US slaps visa bans on top ‘corrupt’ Jubilee leaders
The United States (US) has slapped visa bans on a number of Kenyan individuals who have been implicated in corrupt deals.
US ambassador Robert Godec Monday said that the Barack Obama administration made the move to support President Uhuru Kenyatta’s effort in fighting corruption.
The US ambassador was among Western diplomats who on November 9 vowed to ban corrupt Kenyan officials from visiting their countries.
Mr Godec was speaking during the preparation of World Aids Day to be marked on Tuesday December 1.

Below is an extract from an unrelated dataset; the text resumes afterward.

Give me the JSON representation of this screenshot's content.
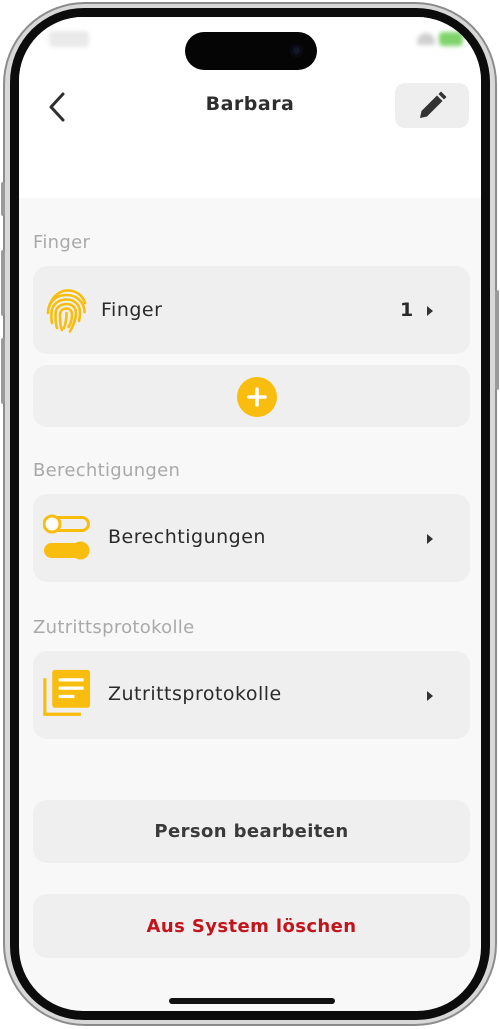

“There are individuals who cannot go to the United States as a consequence of involvement in corruption,” said Godec.
He, however, did not give names nor the number of individuals who have been restricted from visiting America.
“I will not go into specifics or names right now but obviously the US is committed to doing everything it can to support the fight against corruption,” Mr Godec added.
While reiterating that corruption is a big problem which needs to be addressed, Godec said the US has taken measures to help Kenya fight the scourge.
“Obviously, corruption has become a scourge in Kenya and it is something all Kenyans need to fight against. We welcome President Kenyatta’s commitment in the many actions and activities he is undertaking to fight corruption,” he said.
“But it is critically important that there should be more progress because this is a huge challenge for everyone in this country.”
Several Cabinet secretaries in the Jubilee administration have been asked to step aside to pave the way for investigations into corruption allegations in their ministries.
They are Charity Ngilu (Land), Kazungu Kambi (Labour), Michael Kamau (Transport and Infrastructure), Davis Chirchir (Energy) and Felix Koskei (Agriculture).
Devolution CS Anne Waiguru is the most recent minister in the Jubilee administration to have resigned after questions were raised over the loss of hundreds of millions of shillings from the National Youth Service (NYS).